A novel initialisation based on hospital-resident assignment for the k-modes algorithm

This paper presents a new way of selecting an initial solution for the k-modes algorithm that allows for a notion of mathematical fairness and a leverage of the data that the common initialisations from literature do not. The method, which utilises the Hospital-Resident Assignment Problem to find the set of initial cluster centroids, is compared with the current initialisations on both benchmark datasets and a body of newly generated artificial datasets. Based on this analysis, the proposed method is shown to outperform the other initialisations in the majority of cases, especially when the number of clusters is optimised. In addition, we find that our method outperforms the leading established method specifically for low-density data.

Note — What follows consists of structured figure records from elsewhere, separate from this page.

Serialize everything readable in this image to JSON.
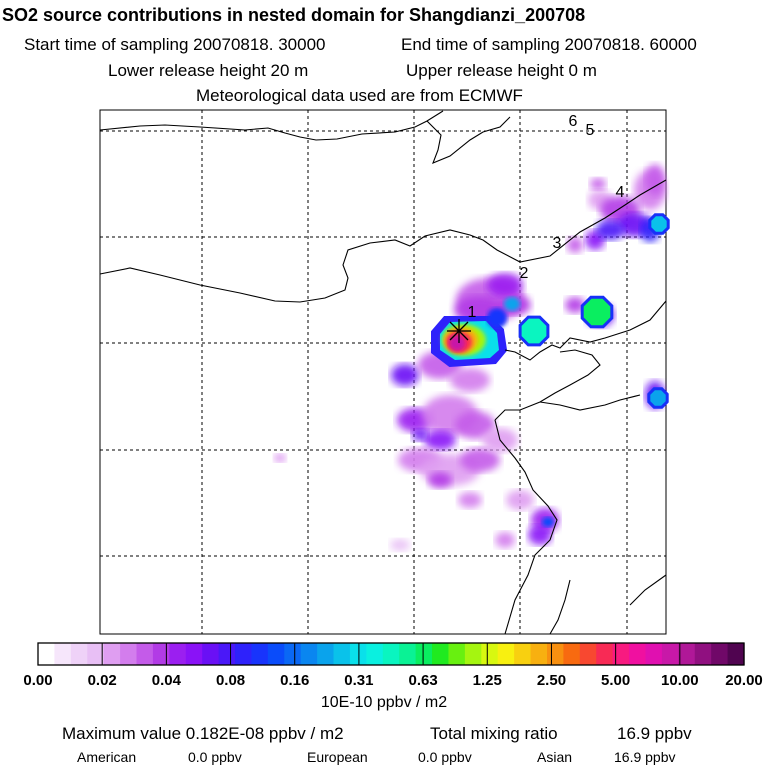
{
  "header": {
    "title": "SO2 source contributions in nested domain for Shangdianzi_200708",
    "start_label": "Start time of sampling 20070818. 30000",
    "end_label": "End time of sampling 20070818. 60000",
    "lower_release": "Lower release height   20 m",
    "upper_release": "Upper release height    0 m",
    "met_data": "Meteorological data used are from ECMWF"
  },
  "chart_data": {
    "type": "heatmap",
    "title": "SO2 source contributions in nested domain for Shangdianzi_200708",
    "units": "10E-10 ppbv / m2",
    "colorbar": {
      "tick_labels": [
        "0.00",
        "0.02",
        "0.04",
        "0.08",
        "0.16",
        "0.31",
        "0.63",
        "1.25",
        "2.50",
        "5.00",
        "10.00",
        "20.00"
      ],
      "colors": [
        "#ffffff",
        "#f6e6fb",
        "#efd2f8",
        "#e8bff5",
        "#df9ef1",
        "#d37ded",
        "#c45be9",
        "#b23be6",
        "#9b1ff0",
        "#8a12f7",
        "#6a10f5",
        "#4a18f8",
        "#2e22fb",
        "#1834fc",
        "#0a4cfa",
        "#0a68f5",
        "#0a86f0",
        "#0aa3ec",
        "#0ac2ea",
        "#0ae0ea",
        "#0af0e0",
        "#0af5c0",
        "#0af295",
        "#0aee60",
        "#20ea20",
        "#68f010",
        "#a5f510",
        "#d8f810",
        "#f8f010",
        "#f8d010",
        "#f8b010",
        "#f89010",
        "#f86a10",
        "#f84830",
        "#f82a55",
        "#f81a80",
        "#f010a0",
        "#e010b0",
        "#c818a8",
        "#b01898",
        "#901080",
        "#700868",
        "#500450"
      ]
    },
    "receptor": {
      "name": "Shangdianzi",
      "marker": "asterisk-icon"
    },
    "trajectory_labels": [
      "1",
      "2",
      "3",
      "4",
      "5",
      "6"
    ],
    "hotspots": [
      {
        "label": "receptor-plume",
        "level": 35
      },
      {
        "label": "plume-cyan",
        "level": 21
      },
      {
        "label": "ring-east",
        "level": 19
      },
      {
        "label": "ring-ne",
        "level": 20
      },
      {
        "label": "ring-far-ne",
        "level": 18
      },
      {
        "label": "ring-east-edge",
        "level": 17
      },
      {
        "label": "south-blob",
        "level": 12
      }
    ],
    "maximum_value": "0.182E-08 ppbv / m2",
    "total_mixing_ratio": "16.9 ppbv"
  },
  "footer": {
    "max_label": "Maximum value  0.182E-08 ppbv / m2",
    "total_label": "Total mixing ratio",
    "total_value": "16.9 ppbv",
    "american_label": "American",
    "american_value": "0.0 ppbv",
    "european_label": "European",
    "european_value": "0.0 ppbv",
    "asian_label": "Asian",
    "asian_value": "16.9 ppbv"
  }
}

Evolutionary Dataset Optimisation: learning algorithm quality through evolution

In this paper we propose a new method for learning how algorithms perform. Classically, algorithms are compared on a finite number of existing (or newly simulated) benchmark data sets based on some fixed metrics. The algorithm(s) with the smallest value of this metric are chosen to be the `best performing'. We offer a new approach to flip this paradigm. We instead aim to gain a richer picture of the performance of an algorithm by generating artificial data through genetic evolution, the purpose of which is to create populations of datasets for which a particular algorithm performs well. These data sets can be studied to learn as to what attributes lead to a particular progress of a given algorithm. Following a detailed description of the algorithm as well as a brief description of an open source implementation, a number of numeric experiments are presented to show the performance of the method which we call Evolutionary Dataset Optimisation.